A Amazônia registrou 38.266 focos de incêndio em agosto, o maior número para o mês desde 2010, segundo dados divulgados pelo Instituto Nacional de Pesquisas Espaciais (Inpe). O bioma, que já enfrenta uma seca histórica, sofre com os efeitos do fenômeno El Niño e das mudanças climáticas, agravando ainda mais a situação.
O volume de incêndios mais que dobrou em comparação com o mesmo mês do ano passado. No acumulado de 2024, a Amazônia brasileira contabiliza mais de 63 mil focos de queimadas. A seca prolongada, intensificada pelas chuvas tardias e menos intensas no ano passado, contribuiu para que o ambiente, tipicamente úmido, ficasse vulnerável ao fogo.
Fogo provocado por ação do homem
Incêndios em florestas tropicais como a Amazônia não ocorrem naturalmente e geralmente são causados por atividades humanas, como a queima de áreas para desmatamento e criação de pastos.

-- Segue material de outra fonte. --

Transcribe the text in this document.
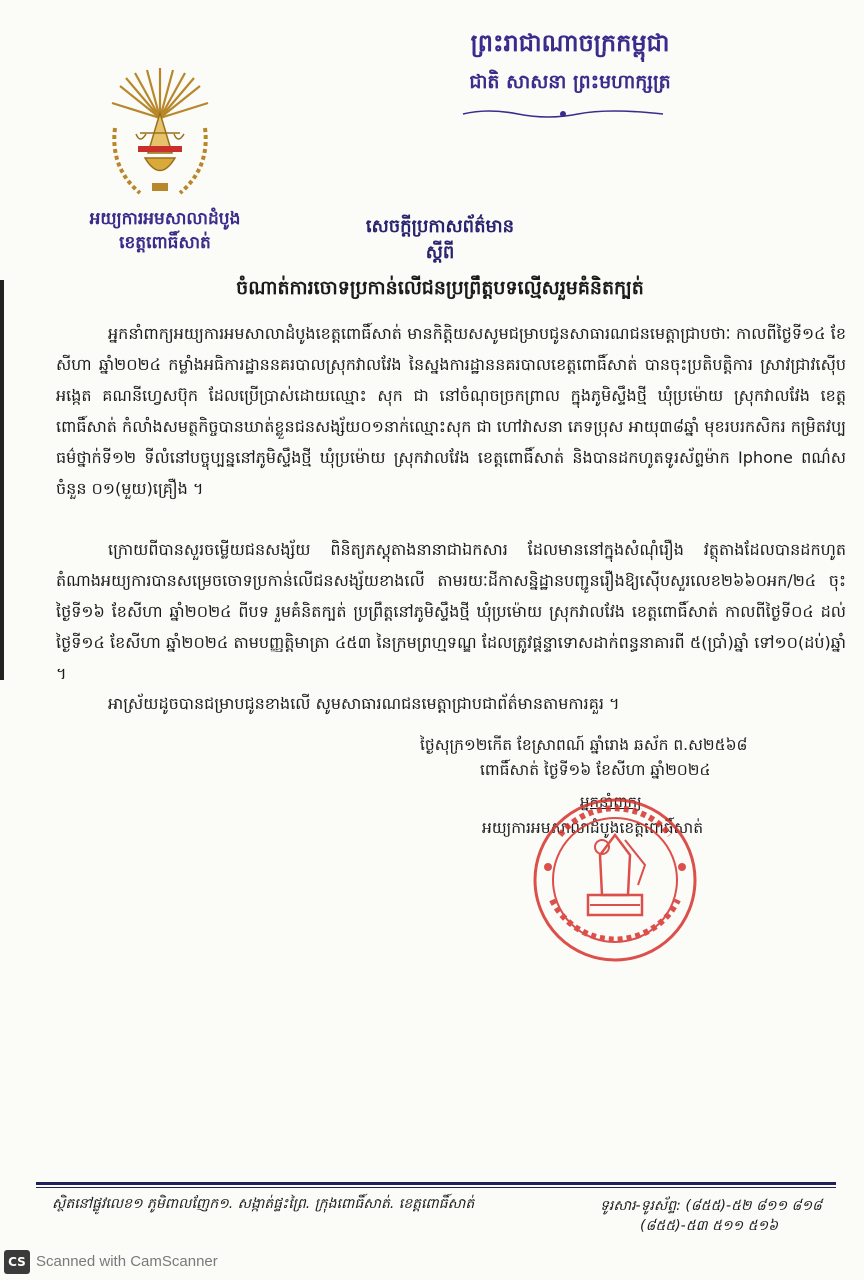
ព្រះរាជាណាចក្រកម្ពុជា
ជាតិ សាសនា ព្រះមហាក្សត្រ
អយ្យការអមសាលាដំបូង
ខេត្តពោធិ៍សាត់
សេចក្តីប្រកាសព័ត៌មាន
ស្តីពី
ចំណាត់ការចោទប្រកាន់លើជនប្រព្រឹត្តបទល្មើសរួមគំនិតក្បត់
អ្នកនាំពាក្យអយ្យការអមសាលាដំបូងខេត្តពោធិ៍សាត់ មានកិត្តិយសសូមជម្រាបជូនសាធារណជនមេត្តាជ្រាបថាៈ កាលពីថ្ងៃទី១៤ ខែសីហា ឆ្នាំ២០២៤ កម្លាំងអធិការដ្ឋាននគរបាលស្រុកវាលវែង នៃស្នងការដ្ឋាននគរបាលខេត្តពោធិ៍សាត់ បានចុះប្រតិបត្តិការ ស្រាវជ្រាវស៊ើបអង្កេត គណនីហ្វេសប៊ុក ដែលប្រើប្រាស់ដោយឈ្មោះ សុក ជា នៅចំណុចច្រកព្រាល ក្នុងភូមិស្ទឹងថ្មី ឃុំប្រម៉ោយ ស្រុកវាលវែង ខេត្តពោធិ៍សាត់ កំលាំងសមត្ថកិច្ចបានឃាត់ខ្លួនជនសង្ស័យ០១នាក់ឈ្មោះសុក ជា ហៅវាសនា ភេទប្រុស អាយុ៣៨ឆ្នាំ មុខរបរកសិករ កម្រិតវប្បធម៌ថ្នាក់ទី១២ ទីលំនៅបច្ចុប្បន្ននៅភូមិស្ទឹងថ្មី ឃុំប្រម៉ោយ ស្រុកវាលវែង ខេត្តពោធិ៍សាត់ និងបានដកហូតទូរស័ព្ទម៉ាក Iphone ពណ៌ស ចំនួន ០១(មួយ)គ្រឿង ។
ក្រោយពីបានសួរចម្លើយជនសង្ស័យ ពិនិត្យភស្តុតាងនានាជាឯកសារ ដែលមាននៅក្នុងសំណុំរឿង វត្ថុតាងដែលបានដកហូត តំណាងអយ្យការបានសម្រេចចោទប្រកាន់លើជនសង្ស័យខាងលើ តាមរយៈដីកាសន្និដ្ឋានបញ្ជូនរឿងឱ្យស៊ើបសួរលេខ២៦៦០អក/២៤ ចុះថ្ងៃទី១៦ ខែសីហា ឆ្នាំ២០២៤ ពីបទ រួមគំនិតក្បត់ ប្រព្រឹត្តនៅភូមិស្ទឹងថ្មី ឃុំប្រម៉ោយ ស្រុកវាលវែង ខេត្តពោធិ៍សាត់ កាលពីថ្ងៃទី០៤ ដល់ថ្ងៃទី១៤ ខែសីហា ឆ្នាំ២០២៤ តាមបញ្ញត្តិមាត្រា ៤៥៣ នៃក្រមព្រហ្មទណ្ឌ ដែលត្រូវផ្តន្ទាទោសដាក់ពន្ធនាគារពី ៥(ប្រាំ)ឆ្នាំ ទៅ១០(ដប់)ឆ្នាំ ។
អាស្រ័យដូចបានជម្រាបជូនខាងលើ សូមសាធារណជនមេត្តាជ្រាបជាព័ត៌មានតាមការគួរ ។
ថ្ងៃសុក្រ១២កើត ខែស្រាពណ៍ ឆ្នាំរោង ឆស័ក ព.ស២៥៦៨
ពោធិ៍សាត់ ថ្ងៃទី១៦ ខែសីហា ឆ្នាំ២០២៤
អ្នកនាំពាក្យ
អយ្យការអមសាលាដំបូងខេត្តពោធិ៍សាត់
ស្ថិតនៅផ្លូវលេខ១ ភូមិពាលញែក១. សង្កាត់ផ្ទះព្រៃ. ក្រុងពោធិ៍សាត់. ខេត្តពោធិ៍សាត់	ទូរសារ-ទូរស័ព្ទ: (៨៥៥)-៥២ ៨១១ ៨១៨
(៨៥៥)-៥៣ ៥១១ ៥១៦
CS Scanned with CamScanner
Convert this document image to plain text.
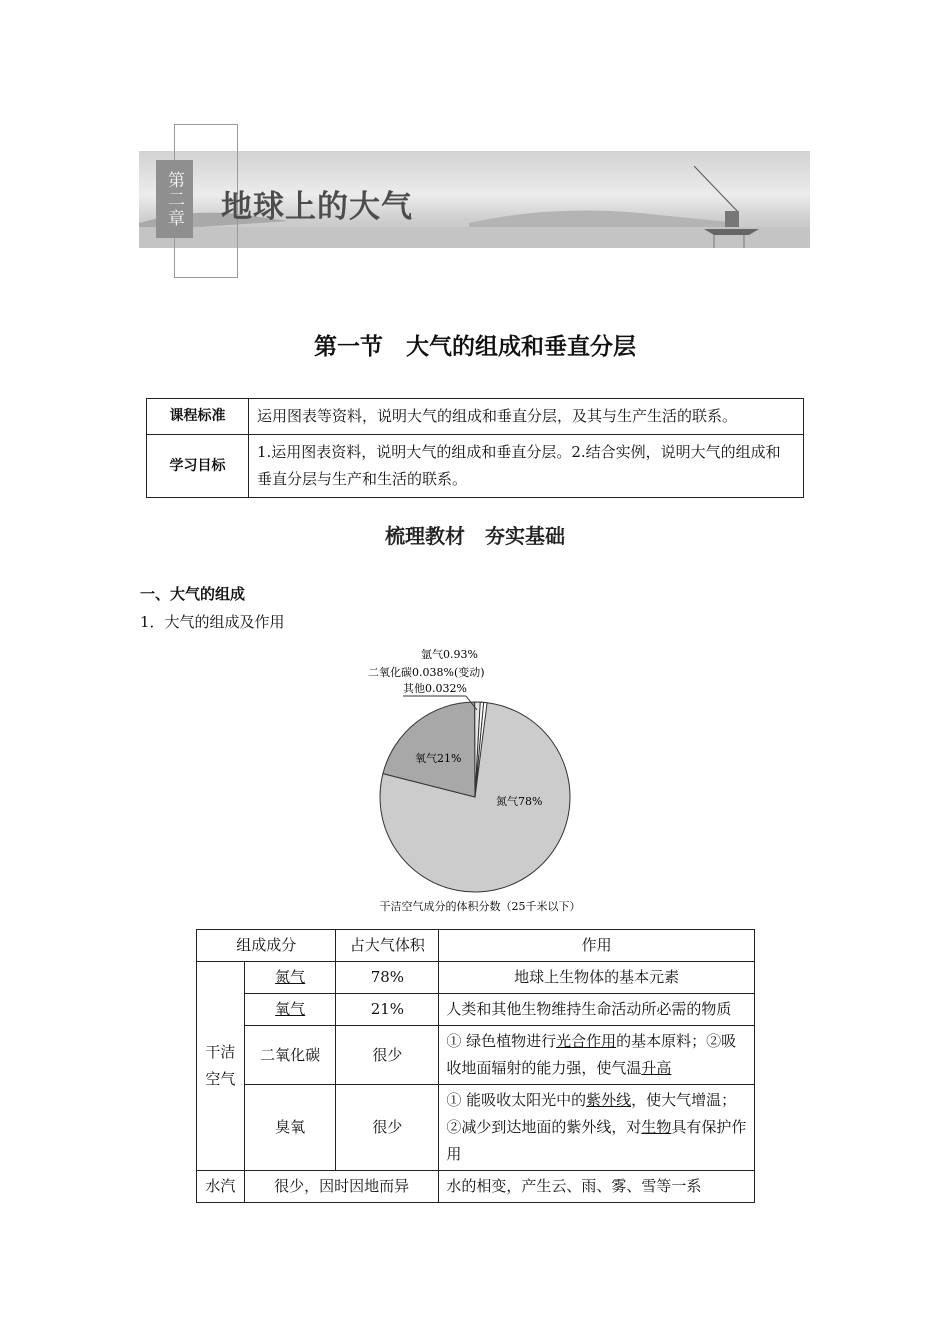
第二章 地球上的大气
第一节　大气的组成和垂直分层
课程标准	运用图表等资料，说明大气的组成和垂直分层，及其与生产生活的联系。
学习目标	1.运用图表资料，说明大气的组成和垂直分层。2.结合实例，说明大气的组成和垂直分层与生产和生活的联系。
梳理教材　夯实基础
一、大气的组成
1．大气的组成及作用
氩气0.93%
二氧化碳0.038%(变动)
其他0.032%
氧气21%
氮气78%
干洁空气成分的体积分数（25千米以下）
组成成分		占大气体积	作用
干洁
空气	氮气	78%	地球上生物体的基本元素
	氧气	21%	人类和其他生物维持生命活动所必需的物质
	二氧化碳	很少	① 绿色植物进行光合作用的基本原料；②吸收地面辐射的能力强，使气温升高
	臭氧	很少	① 能吸收太阳光中的紫外线，使大气增温；②减少到达地面的紫外线，对生物具有保护作用
水汽	很少，因时因地而异		水的相变，产生云、雨、雾、雪等一系
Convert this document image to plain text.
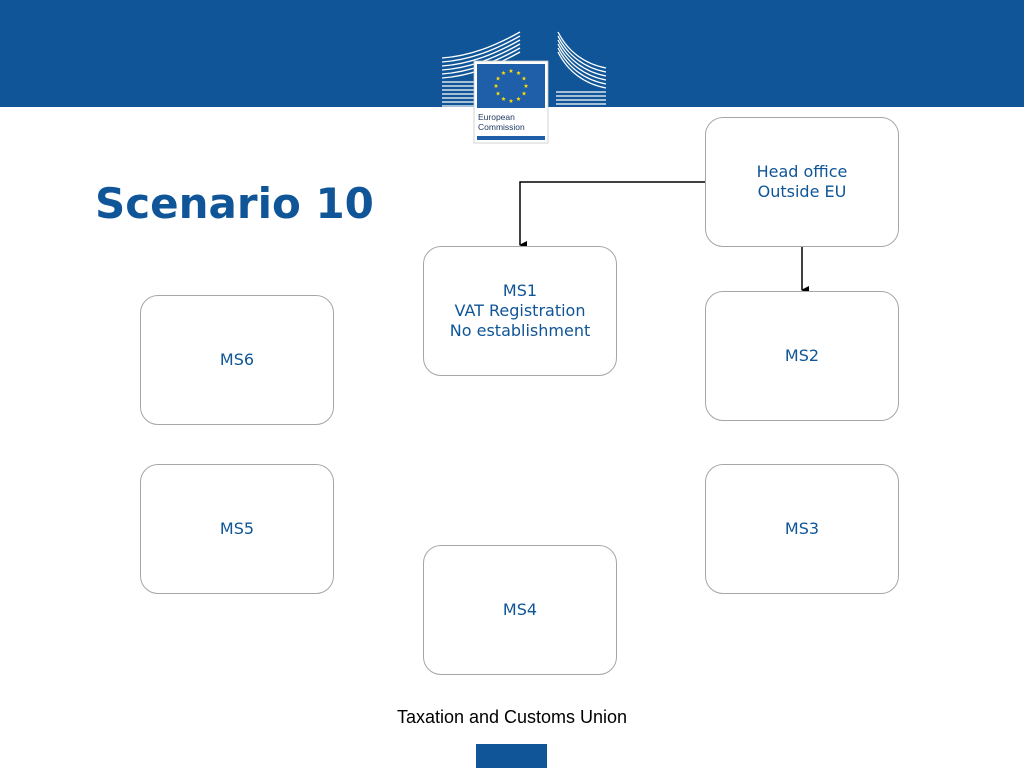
European
Commission
Scenario 10
Head office
Outside EU
MS1
VAT Registration
No establishment
MS2
MS6
MS5	MS3
MS4
Taxation and Customs Union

A vegetação seca e o clima mais quente têm facilitado a propagação das chamas, que estão mais intensas e duradouras do que em anos anteriores.
A especialista em conservação do WWF-Brasil, Helga Correa, aponta que os incêndios observados em agosto são resultado de uma combinação de fatores: o El Niño, as mudanças climáticas e as ações humanas. “A área mais afetada, conhecida como Arco do Desmatamento, inclui regiões do norte de Rondônia, sul do Amazonas e sudoeste do Pará”, afirmou Correa. Ela acrescentou que a alteração no uso do solo tem um papel significativo no aumento das queimadas, além dos fatores climáticos.
Essas condições críticas têm levado a uma redução na capacidade da floresta de gerar chuva e umidade, agravando ainda mais a vulnerabilidade do bioma aos incêndios.